MD: If you could reach your arm out right now, what’s your current favorite rack or favorite section in here?

SK: That’s like asking you to choose a child I know but…

MD: I meant current. Obviously we go through phases, we go through styles. There’s things that we’re drinking that we really love at any given moment.

ECP: It’s cold out. It snowed last night. I’m in very much a Syrah state of mind. I instinctively gravitate towards the Northern Rhone. I would say something like this. I just pulled out a Cornas from a small producer named Marcel Juge, 2012 vintage. Not too much of this wine comes into the U.S. and every time that we pull the cork on one of these it’s special for me as well as for the guests.

This is one of the wines actually that we’re down to our last two bottles and I took it off the list so it’s not currently on the list. I save it for people that maybe have had it in the past here and request to see if we have any left or maybe for someone in the industry who has never had the opportunity to taste Juge and we have this conversation and maybe find our way to open this bottle for them and make a really special experience.

SK: What would you pair with that? Maybe what dish is on the menu right now that you would suggest that they drink that wine with?

ECP: This could be as easy as ordering our burger and enjoying a burger with this wine. A lot of people talk about high low pairings, like really special bottles of wine with dishes that are just super homey and comfy. A great cheeseburger with Northern Rhone Syrah for me is just sheer joy. We have had a terrific braised lamb pasta with that earthy gaminess of the lamb and the savory spice of this wine, it’s just extraordinary.

Susan:   Yum, that sounds delicious.

MD: I actually love the name of the producer, Juge because it’s like, “Hey, your burger needs a little Juge. Why don’t you try this?” I noticed actually because I looked at your by the glass list and if I’m correct, you don’t have a Cabernet by the glass on there. Am I right about that?

ECP: At the moment and our by the glass selections do change relatively often but you’re absolutely right. At the moment we have no Cabernet. That’s not to say we never have Cabernet. We are in the early winter stages and in terms of the more full bodied textured red wines we’ve opted for Syrah as well as for Nebbiolo and for Zinfandel.

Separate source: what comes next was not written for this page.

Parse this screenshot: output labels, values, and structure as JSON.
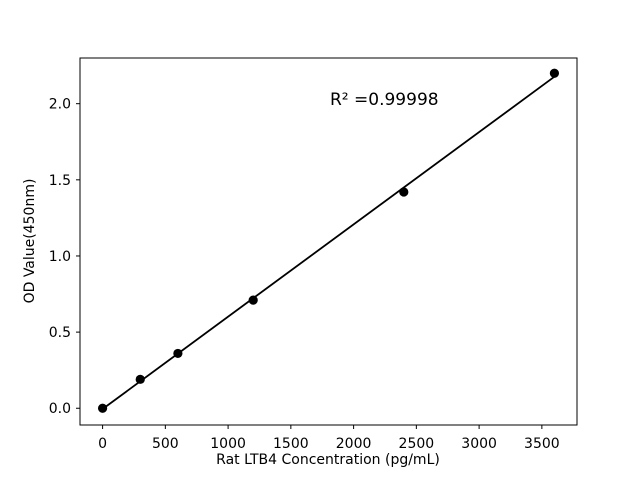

MD: We all of those, I know having parties at home, we all have those problem friends. I have a friend who only drinks white wine. We can do a whole pairing dinner. We still have to have just white wine for her and everybody else is drinking around her. You get somebody who comes in whose that I only drink, they just want a glass, they’re not going to bottle, I only drink Cabernet. How do you try to make that person happy?

ECP: There is never discussing taste right? Someone loves what they love and oftentimes will be very adamant about specific wines. If I don’t have a wine that they’re looking for I’m going to try my darnedest to talk to them about the wines that I do have that I think will fit their pallet and specifically with something by the glass it’s pretty easy, I’m going to give them a taste of each of them and see if they like it.

Listen, if they don’t like it, I’m going to come down here, get a bottle of Cabernet and open a bottle for them because my real real goal is to ensure they had a great experience and they’re drinking a wine that they love. There’s nothing worse in the world than struggling through a glass of wine that’s not making you happy.